Companies will see the need to adjust their policies to accommodate a generation that has grown up with the concept of the gig economy, whereby workers are happy to accept temporary work, or more commonly to work as an independent contractor.

In order to maintain the integrity of a company, it will become more important to focus on achieving a balance between permanent employees and contingent workers, given that there will be an ongoing need for agility in the workforce.

Initially, as resources companies slowed down, there was a drop in the number of contingent workers in our industry.

However, as skills and technical expertise become more sought after, we are seeing an influx of these “agile workers” who choose when they will work and tend to have more flexible working conditions afforded to them.

Young, skilled itinerant workers also tend to have less concern about perceived risk than previous generations had, which will be an area of ongoing concern for the energy sector in Australia, which is a manifestly high-risk industry.

Therefore, safety and policies will have to transcend the shifting attitudes of the gig economy in order to maintain the ultra-high standards Australian companies impose on their staff.

Talent acquisition functions within the sector are being asked to respond to both the different programs of work that companies are introducing as they adapt to the future economic opportunities, and the shifting dynamic of the way people want to work.

This is certainly creating new opportunity for TA teams to leverage the global talent market, investing in greater insight and analytics including industry benchmarks and looking at how and where traditional head office talent activities take place.

Recruitment process outsourcing (RPO) can have a role to play to accelerate how quickly companies can take advantage of these opportunities, as they bring established people and technology infrastructure, scalability to adapt to a project lifecycle, the ability to reduce the fixed costs of central TA functions and the capability to source talent globally using advance sourcing, technology and brand knowhow.

As well as hiring new professionals with technical skills, the energy sector in Australia is, and will continue to, reskill and upskill existing employees. Nurturing existing talent has always been on the agenda for Australian companies, but is now a strong area of focus.

It is generally desirable not to lose a dedicated professional who has been with the company for years and has “bought in” to the corporate culture, so upskilling is a useful and necessary expense.

Investing in an employee’s education also engenders goodwill towards the company, and often results in a reliable, devoted staff member who has learned about the industry and their role in the company from the ground up, before being armed with the tools to project their career into a new phase of development.

As technical advances continue to gain pace in the industry, companies are becoming more active on social channels as well.

Shell, for example, has a very high employee value proposition (EVP) presence on social media, with some very impressive profiling of employees – women in senior roles, flexible working conditions and so forth.

Woodside is also very strong in this space, as is Origin Energy.

Many of our large resources companies invest heavily in branding and advertising towards female and indigenous workers, often despite low recruiting numbers.

The use of social media technology to promote a company’s ethos is still not universal however, with some still nervous about the risks of having a high social media presence.

It does seem inevitable more and more will start to develop a social presence though, in order to harness the marketing power of social, and project the company’s corporate culture both inwardly to their staff, as well as outward to potential partners and customers.

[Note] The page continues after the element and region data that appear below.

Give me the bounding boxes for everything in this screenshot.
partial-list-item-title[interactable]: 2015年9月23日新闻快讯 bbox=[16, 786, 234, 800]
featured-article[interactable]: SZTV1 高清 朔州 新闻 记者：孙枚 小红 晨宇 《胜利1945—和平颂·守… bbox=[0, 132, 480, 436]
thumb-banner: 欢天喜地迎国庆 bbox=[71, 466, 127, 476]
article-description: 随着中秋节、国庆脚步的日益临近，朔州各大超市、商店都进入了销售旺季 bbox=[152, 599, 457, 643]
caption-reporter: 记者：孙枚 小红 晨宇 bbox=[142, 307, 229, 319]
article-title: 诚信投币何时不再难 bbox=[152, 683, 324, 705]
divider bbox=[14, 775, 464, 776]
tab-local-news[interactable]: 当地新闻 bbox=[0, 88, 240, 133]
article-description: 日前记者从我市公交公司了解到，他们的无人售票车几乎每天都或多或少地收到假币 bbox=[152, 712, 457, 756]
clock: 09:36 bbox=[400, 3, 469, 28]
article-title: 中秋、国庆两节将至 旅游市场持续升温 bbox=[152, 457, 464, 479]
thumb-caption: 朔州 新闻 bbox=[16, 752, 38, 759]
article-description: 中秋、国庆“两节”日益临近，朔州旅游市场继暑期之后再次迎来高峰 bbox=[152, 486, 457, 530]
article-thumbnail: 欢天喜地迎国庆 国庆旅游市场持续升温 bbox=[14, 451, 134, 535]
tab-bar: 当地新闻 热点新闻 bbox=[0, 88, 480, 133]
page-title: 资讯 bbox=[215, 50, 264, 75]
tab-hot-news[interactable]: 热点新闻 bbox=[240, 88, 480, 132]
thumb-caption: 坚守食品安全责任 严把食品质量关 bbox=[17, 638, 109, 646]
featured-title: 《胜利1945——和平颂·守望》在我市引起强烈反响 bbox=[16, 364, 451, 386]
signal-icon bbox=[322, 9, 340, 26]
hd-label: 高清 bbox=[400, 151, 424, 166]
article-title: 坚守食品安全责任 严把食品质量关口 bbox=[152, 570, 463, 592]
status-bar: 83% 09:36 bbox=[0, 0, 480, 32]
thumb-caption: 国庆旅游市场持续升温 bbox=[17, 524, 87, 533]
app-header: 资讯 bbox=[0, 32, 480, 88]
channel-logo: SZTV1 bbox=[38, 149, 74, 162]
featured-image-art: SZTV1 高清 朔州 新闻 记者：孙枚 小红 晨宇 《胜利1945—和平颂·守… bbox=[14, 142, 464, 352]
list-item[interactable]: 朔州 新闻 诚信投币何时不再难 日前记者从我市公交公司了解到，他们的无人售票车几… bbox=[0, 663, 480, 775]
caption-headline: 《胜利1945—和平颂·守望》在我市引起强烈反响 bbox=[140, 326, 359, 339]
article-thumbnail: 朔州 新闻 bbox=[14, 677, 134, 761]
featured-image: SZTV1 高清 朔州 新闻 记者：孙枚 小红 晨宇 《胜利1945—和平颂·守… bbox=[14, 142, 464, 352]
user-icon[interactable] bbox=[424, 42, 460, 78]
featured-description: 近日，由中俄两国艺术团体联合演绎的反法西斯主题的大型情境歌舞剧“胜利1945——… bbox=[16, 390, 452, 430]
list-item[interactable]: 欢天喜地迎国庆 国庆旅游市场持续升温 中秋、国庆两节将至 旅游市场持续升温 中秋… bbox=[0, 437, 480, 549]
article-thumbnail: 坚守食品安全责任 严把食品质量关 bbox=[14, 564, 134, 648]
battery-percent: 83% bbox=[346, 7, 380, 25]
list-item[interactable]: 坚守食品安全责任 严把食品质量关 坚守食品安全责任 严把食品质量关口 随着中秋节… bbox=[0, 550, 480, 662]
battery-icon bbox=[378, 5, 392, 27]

While the industry is definitely undergoing a period of evolution, hiring practices have not changed right across the board.

Companies are still hiring workers with hands-on skills, and experience, qualifications and safety are still a major focus.

Many are still hiring staff to fulfil traditional roles in the energy sector, and this will certainly continue for the foreseeable future.

Any shift towards a more automated working environment will happen slowly, and the changes will certainly allow scope for the reskilling and upskilling mentioned earlier.

So, as the industry evolves in Australia, employers will continue to adapt their hiring and workplace strategies to include more technical skills, find ways to adopt an integrated solution and policies for a mix of contract and permanent employees, and look at educating existing employees to fulfil new, more technical roles.

However, changes are taking place at a pace that will allow long-term employees at many companies to find a new niche, and adapt their experience to suit an evolving role, rather than being replaced by contract workers and new, technical-skilled staff.